Ante la puerta, el viejo felpudo pelado y lleno de hilitos que se iban deshaciendo, rezaba: ¡Bienvenidos!
Al entrar por primera vez en el apartamento, junto al propietario que explicaba lo bueno que sería vivir allí, Marta percibió un extraño olor, una mezcla de desinfectante y polvo rancio. Mientras el propietario seguía enumerando elogios, como estar dentro del bloque de apartamentos y no tener ventanas que miraran a la calle, sino sólo al patio y poder así disfrutar del silencio, sin el estrés del ruido del tráfico, Marta pensaba que sí, todo estaba tranquilo, pero tal vez demasiado silencioso y además ¿qué sentido tenía ese pasillo tan largo? Por supuesto todo tenía una respuesta lógica, “Ya verá cuando usted tenga hijos y haga mal tiempo, cómo disfrutarán correteando por el pasillo” dijo el propietario. Marta ya estaba pensando en el vecino de abajo, en cómo disfrutaría él con las correrías de sus hijos. El propietario seguía indicando los cuartos. Casi al final del pasillo había una habitación con las paredes pintadas de color rojo púrpura y una raya enorme de pintura negra. Algo que a Marta le pareció bastante inquietante. Por eso preguntó al propietario si había alguna razón para ese color de paredes. Respondió que sí, que las había pintado de rojo después de que su padre se ahorcara en el sótano. Aún más inquietante. Finalizada la visita al piso Marta se despidió y dijo que hablaría con su marido y tomarían una decisión.
Otra casa con muerto. Tenía recuerdos de casas con muertos. Se acordó de la tía Francisca. Se acordó del cuerpo del marido de su tía en la cama, esperando a la empresa funeraria y de cuando solía pasar unos días en esa pequeña casa de dos plantas, en la planta baja estaba la cocina y por una escalera estrecha y empinada se subía a la primera planta donde había un dormitorio y un cuarto de baño.
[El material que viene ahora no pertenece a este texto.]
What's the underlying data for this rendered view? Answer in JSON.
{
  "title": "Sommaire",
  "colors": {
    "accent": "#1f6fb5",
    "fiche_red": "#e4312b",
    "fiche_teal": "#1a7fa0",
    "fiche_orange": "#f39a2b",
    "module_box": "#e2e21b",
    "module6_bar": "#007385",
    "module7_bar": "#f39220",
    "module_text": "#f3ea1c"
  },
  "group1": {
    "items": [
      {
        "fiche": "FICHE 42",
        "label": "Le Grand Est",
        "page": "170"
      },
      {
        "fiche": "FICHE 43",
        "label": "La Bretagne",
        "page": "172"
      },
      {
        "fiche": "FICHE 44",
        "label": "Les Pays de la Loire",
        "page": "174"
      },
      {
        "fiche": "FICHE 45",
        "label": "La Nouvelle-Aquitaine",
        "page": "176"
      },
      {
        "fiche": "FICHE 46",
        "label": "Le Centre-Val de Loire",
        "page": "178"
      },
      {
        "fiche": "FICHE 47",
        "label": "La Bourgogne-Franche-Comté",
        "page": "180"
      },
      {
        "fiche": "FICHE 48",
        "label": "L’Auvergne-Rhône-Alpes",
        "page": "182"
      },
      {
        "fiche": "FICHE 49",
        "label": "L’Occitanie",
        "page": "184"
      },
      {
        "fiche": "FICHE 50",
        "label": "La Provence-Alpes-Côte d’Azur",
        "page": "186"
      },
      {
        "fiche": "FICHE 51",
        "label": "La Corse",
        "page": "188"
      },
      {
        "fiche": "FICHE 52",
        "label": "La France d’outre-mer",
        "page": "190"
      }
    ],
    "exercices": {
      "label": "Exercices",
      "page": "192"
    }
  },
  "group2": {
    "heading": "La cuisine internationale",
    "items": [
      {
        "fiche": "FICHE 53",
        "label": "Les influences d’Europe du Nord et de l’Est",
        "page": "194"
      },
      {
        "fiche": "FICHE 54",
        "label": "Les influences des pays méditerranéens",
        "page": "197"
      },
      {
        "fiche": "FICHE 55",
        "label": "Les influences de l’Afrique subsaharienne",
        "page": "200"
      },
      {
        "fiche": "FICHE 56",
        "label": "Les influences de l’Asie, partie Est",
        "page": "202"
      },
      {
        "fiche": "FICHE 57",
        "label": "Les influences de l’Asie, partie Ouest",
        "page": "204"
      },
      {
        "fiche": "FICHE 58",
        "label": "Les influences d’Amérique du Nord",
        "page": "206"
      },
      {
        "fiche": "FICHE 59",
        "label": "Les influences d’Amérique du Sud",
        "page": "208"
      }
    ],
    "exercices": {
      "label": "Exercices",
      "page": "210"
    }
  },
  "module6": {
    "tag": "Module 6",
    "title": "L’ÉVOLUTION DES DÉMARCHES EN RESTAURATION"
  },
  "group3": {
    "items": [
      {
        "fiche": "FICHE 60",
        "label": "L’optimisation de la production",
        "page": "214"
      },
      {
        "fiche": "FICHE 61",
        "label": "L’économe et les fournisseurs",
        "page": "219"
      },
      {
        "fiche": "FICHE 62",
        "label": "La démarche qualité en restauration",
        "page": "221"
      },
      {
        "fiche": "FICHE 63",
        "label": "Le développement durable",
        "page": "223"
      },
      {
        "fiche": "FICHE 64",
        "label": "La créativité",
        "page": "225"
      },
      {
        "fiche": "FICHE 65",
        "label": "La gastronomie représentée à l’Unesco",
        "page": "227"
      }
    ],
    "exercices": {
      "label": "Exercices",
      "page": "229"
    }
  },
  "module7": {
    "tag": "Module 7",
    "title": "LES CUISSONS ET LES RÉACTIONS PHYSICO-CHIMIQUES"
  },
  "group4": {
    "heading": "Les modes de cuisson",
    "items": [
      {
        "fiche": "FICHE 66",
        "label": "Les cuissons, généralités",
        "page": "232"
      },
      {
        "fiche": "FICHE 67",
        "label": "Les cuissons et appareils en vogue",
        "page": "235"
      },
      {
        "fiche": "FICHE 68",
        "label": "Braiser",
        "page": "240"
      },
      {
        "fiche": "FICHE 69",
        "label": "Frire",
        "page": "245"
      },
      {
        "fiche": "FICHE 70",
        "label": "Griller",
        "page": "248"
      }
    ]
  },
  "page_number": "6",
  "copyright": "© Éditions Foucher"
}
La casa prácticamente consistía sólo en lo esencial. La tía de Marta trabajaba de camarera y portera de una adinerada familia milanesa que pasaba las vacaciones en su villa en un pequeño pueblo del lago de Como. Marta pasaba la mayor parte del tiempo en el balcón de la habitación, desde donde podía ver el lago. Siempre que se quedaba allí, oía la voz del difunto marido de su tía contándole su vida. Todo esto no la asustaba, sus abuelos le habían enseñado que las casas son como esponjas, lo absorben todo y luego lo devuelven a las personas que viven en ellas, y que los espíritus de quienes las habitaban allí permanecen. En efecto, incluso en casa de sus abuelos había visto muertos en sus camas, e incluso allí había oído sus voces hablándole. Entonces, hablaría con su marido, le contaría lo del ahorcado en el sótano y de las paredes rojas, intentaría convencerle para que compraran esa casa porque, además de que le gustaba mucho, tenía curiosidad por oír lo que el difunto le diría.